Setelah empat puluh menit perjalanan, akhirnya sampai di kawasan wisata Pantai Watu Dodol daerah utara Kota.

Hembusan angin begitu deras menerpa wajah. Rambutnya bahkan tak rapi seperti awal mula.

Mereka memilih berjalan-jalan ke bibir pantai.

"Bang, fotoin ya?" Pinta Mbak Denny

Cekrek

Cekrek

Cekrek.

Banyak pose yang di abadikan, untuk sebuah kenangan.

Pandangan Bang Tono tak pernah beralih dari Melodi. Terpaan sinar mentari seperti cahaya yang menerangi wajah putih Melodi. Wajahnya bersih tanpa bedak, mulus bagai bayi.

Melodi memandang jauh hamparan laut biru. Di tempat ini, ia memiliki kenangan bersama Mas Wildan. Kota ini memiliki sejuta kenangan bersama Mas Wildan.

"Ayo pulang Mel...!" Ajak Mbak Denny yang berjalan menuju parkiran mobil.

Melodi mengangguk, alarm perutnya sudah berbunyi. Ia mengekori Mbak Denny.

"Mbak Denny mau makan nasi kuning?" Tanya Bang Tono di sela-sela mengemudi.

"Iya deh Bang."

"Melodi juga mau?" Bang Tono menatap sekilas ke Melodi lalu beralih ke depan lagi.

Melodi membalas dengan anggukan. Tubuhnya mulai gerah karena belum mandi. Kepalanya mulai pening ingin melanjutkan mimpi.

🌺🌺🌺

"Bang, makasih ya udah diajak jalan-jalan. Yerus ditraktir makan." Leli tersenyum dan berlalu ke asrama.
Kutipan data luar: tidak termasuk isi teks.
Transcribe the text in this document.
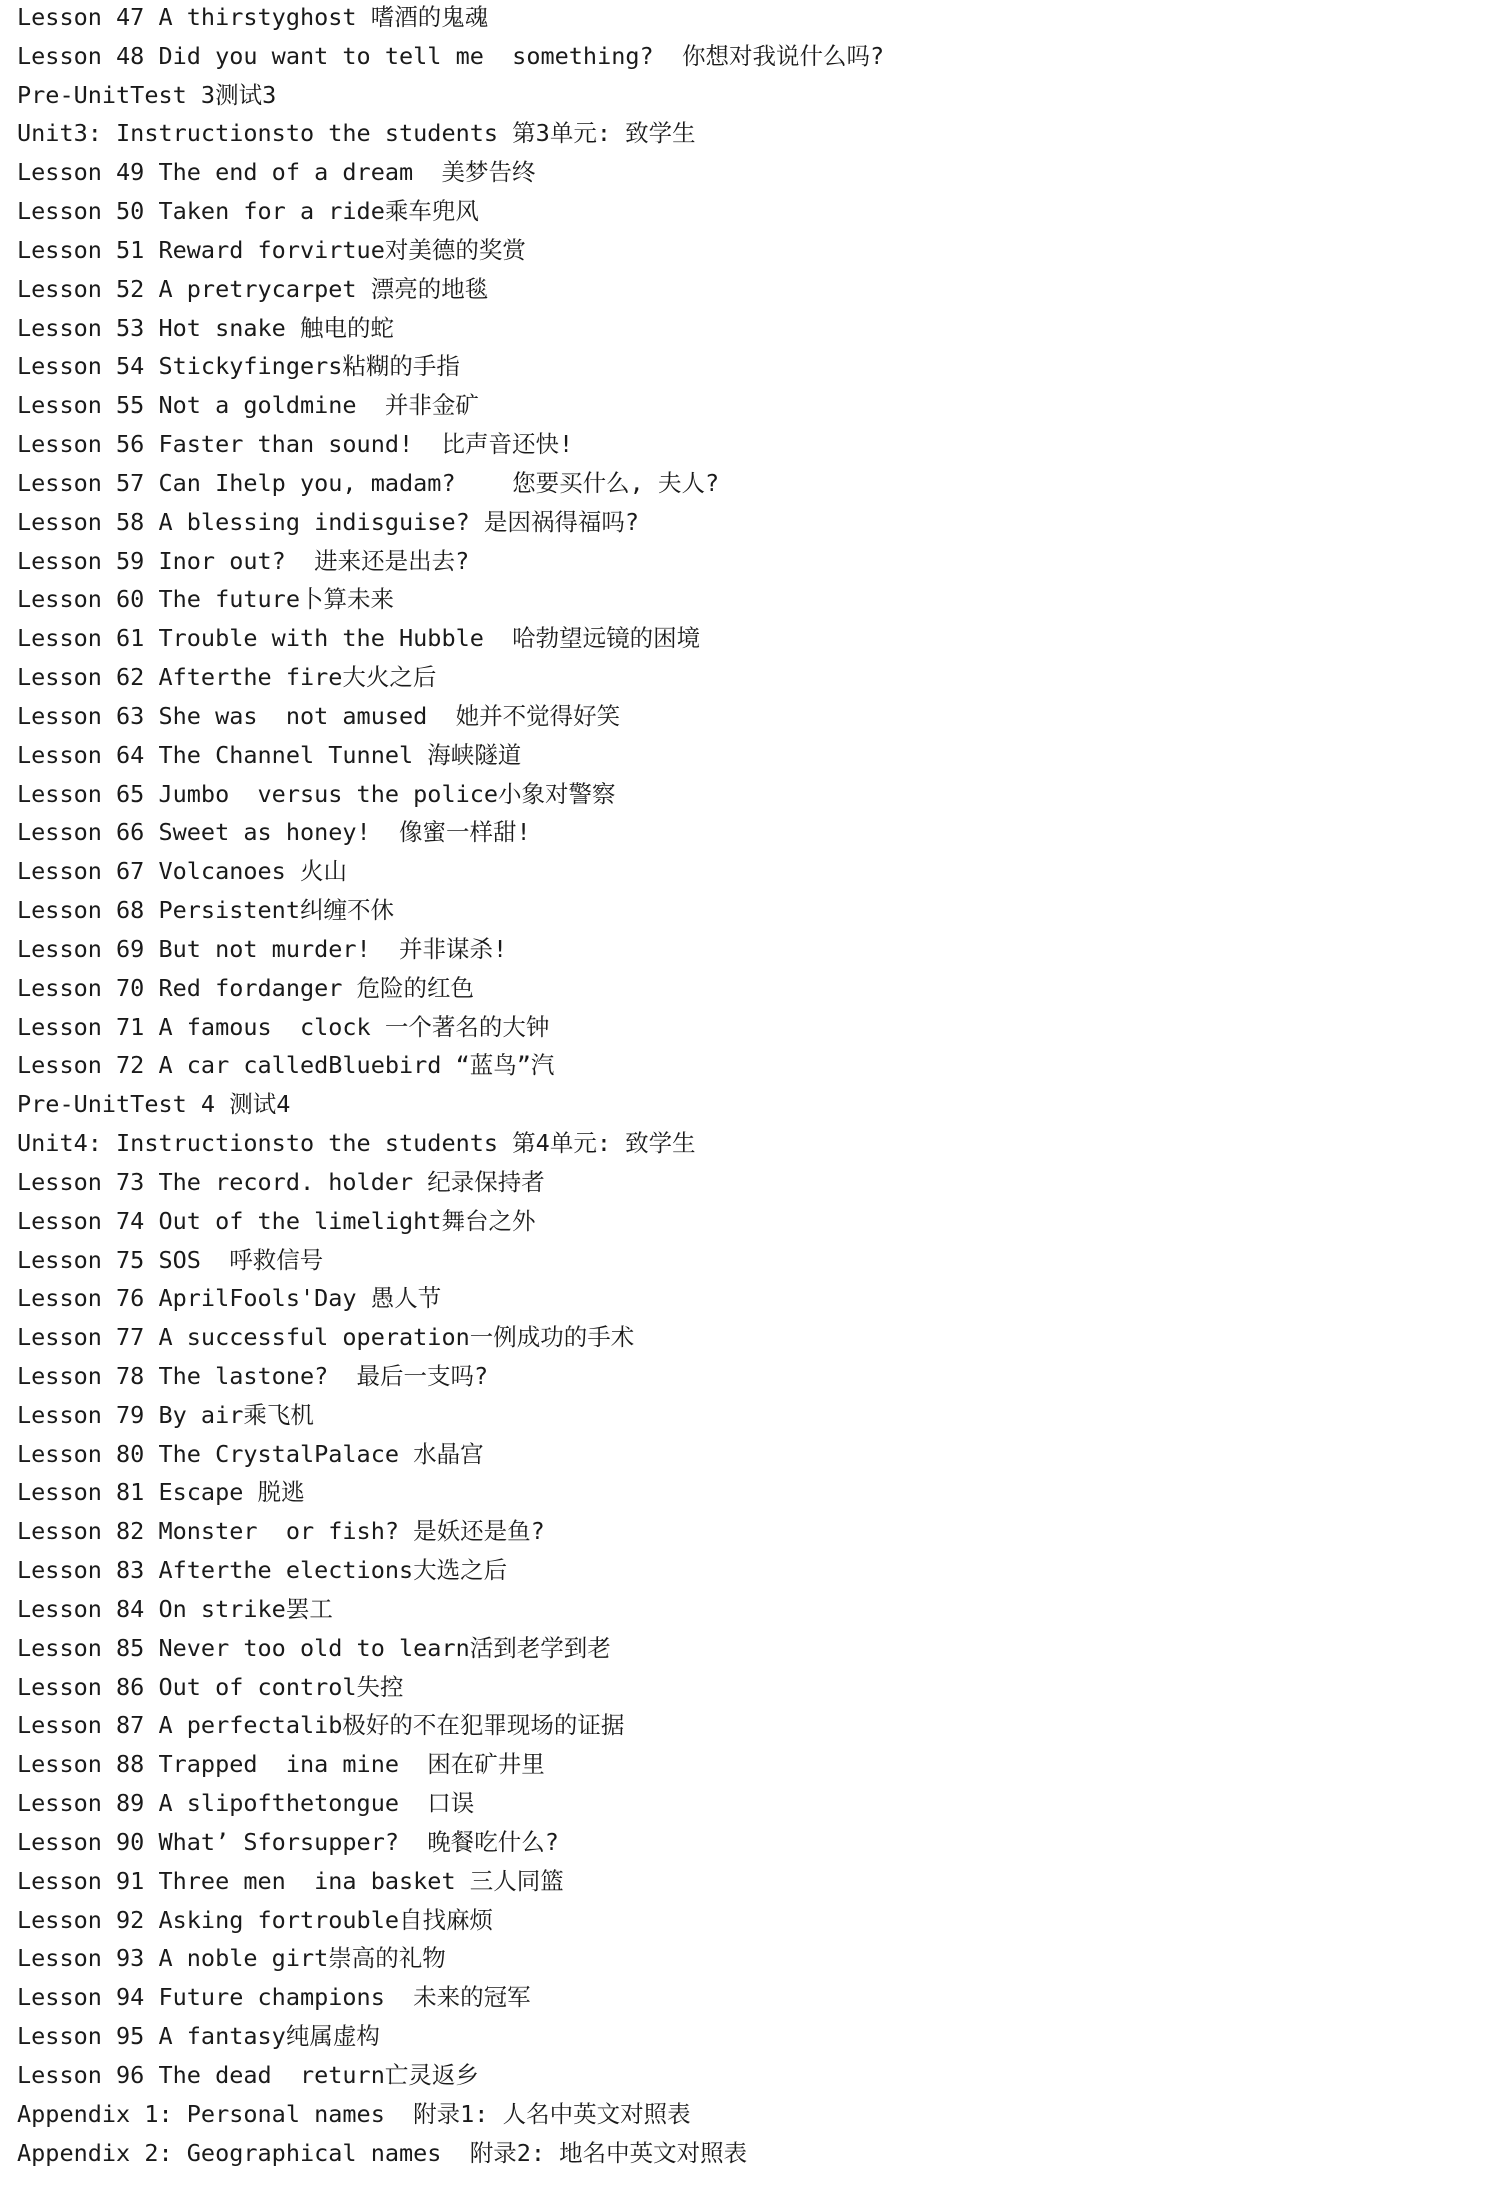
Lesson 47 A thirstyghost 嗜酒的鬼魂
Lesson 48 Did you want to tell me  something?  你想对我说什么吗?
Pre-UnitTest 3测试3
Unit3: Instructionsto the students 第3单元: 致学生
Lesson 49 The end of a dream  美梦告终
Lesson 50 Taken for a ride乘车兜风
Lesson 51 Reward forvirtue对美德的奖赏
Lesson 52 A pretrycarpet 漂亮的地毯
Lesson 53 Hot snake 触电的蛇
Lesson 54 Stickyfingers粘糊的手指
Lesson 55 Not a goldmine  并非金矿
Lesson 56 Faster than sound!  比声音还快!
Lesson 57 Can Ihelp you, madam?    您要买什么, 夫人?
Lesson 58 A blessing indisguise? 是因祸得福吗?
Lesson 59 Inor out?  进来还是出去?
Lesson 60 The future卜算未来
Lesson 61 Trouble with the Hubble  哈勃望远镜的困境
Lesson 62 Afterthe fire大火之后
Lesson 63 She was  not amused  她并不觉得好笑
Lesson 64 The Channel Tunnel 海峡隧道
Lesson 65 Jumbo  versus the police小象对警察
Lesson 66 Sweet as honey!  像蜜一样甜!
Lesson 67 Volcanoes 火山
Lesson 68 Persistent纠缠不休
Lesson 69 But not murder!  并非谋杀!
Lesson 70 Red fordanger 危险的红色
Lesson 71 A famous  clock 一个著名的大钟
Lesson 72 A car calledBluebird “蓝鸟”汽
Pre-UnitTest 4 测试4
Unit4: Instructionsto the students 第4单元: 致学生
Lesson 73 The record. holder 纪录保持者
Lesson 74 Out of the limelight舞台之外
Lesson 75 SOS  呼救信号
Lesson 76 AprilFools'Day 愚人节
Lesson 77 A successful operation一例成功的手术
Lesson 78 The lastone?  最后一支吗?
Lesson 79 By air乘飞机
Lesson 80 The CrystalPalace 水晶宫
Lesson 81 Escape 脱逃
Lesson 82 Monster  or fish? 是妖还是鱼?
Lesson 83 Afterthe elections大选之后
Lesson 84 On strike罢工
Lesson 85 Never too old to learn活到老学到老
Lesson 86 Out of control失控
Lesson 87 A perfectalib极好的不在犯罪现场的证据
Lesson 88 Trapped  ina mine  困在矿井里
Lesson 89 A slipofthetongue  口误
Lesson 90 What’ Sforsupper?  晚餐吃什么?
Lesson 91 Three men  ina basket 三人同篮
Lesson 92 Asking fortrouble自找麻烦
Lesson 93 A noble girt崇高的礼物
Lesson 94 Future champions  未来的冠军
Lesson 95 A fantasy纯属虚构
Lesson 96 The dead  return亡灵返乡
Appendix 1: Personal names  附录1: 人名中英文对照表
Appendix 2: Geographical names  附录2: 地名中英文对照表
"Iya makasih banyak ya Bang Tono, semoga rejekinya lancar terus." Ucap Mbak Denny lalu mengekori leli.

"Amin."

"Suwun (makasih) ya Bang." Ucap Mbak Sayu dan Citra serempak.

"Sama-sama."

"Ayo, Mel!" Tangan Bang Tono menarik Melodi bergegas pergi.

Hoam...

"Masih ngantuk, Mel?"

"Iya Bang... Nanti nyampek rumah mau langsung mandi terus lanjut tidur lagi."

"Oh...." Bang Tono merasa kecewa, maksud hati ingin menghabiskan waktu bersama ternyata Melodi malah memilih tidur lagi.

Melodi tinggal di rumah tantenya di daerah perumahan batas Kota. Keluarga Tantenya tinggal di Luar Kota. Maka Melodi lah yang menjaga dan merawat rumah Tantenya ini.

Rumah type 36 yang mulai padat.

"Makasih ya, Bang." Melodi menutup pintu mobil. Alangkah terkejutnya ia mendapati Bang Tono ikut turun dari mobil.

"Loh Bang, nggak pulang?" Tanya Melodi setelah berbalik menghadap Bang Tono. Kini mereka saling berhadapan. Bang Tono tersipu malu.

Nyengir aja deh... Pepet teruuuussss...

"Ehm... Aku mampir dulu, boleh ya?" Tangannya menggaruk kepala yang sebenarnya nggak gatal. Belum mendapat persetujuan, Bang Tono melangkah masuk.

"Eh.. eh... Ya udah duduk aja, aku mau mandi dulu." Melodi berlalu ke kamar, mengambil baju dan handuk.

Bang Tono tersenyum puas, setidaknya usahanya tidak sia-sia. Memperjuangkan cinta dengan semangat empat lima.

Lelah menunggu Melodi, Bang Tono terlelap di sofa.

"Loh... Nih orang malah molor."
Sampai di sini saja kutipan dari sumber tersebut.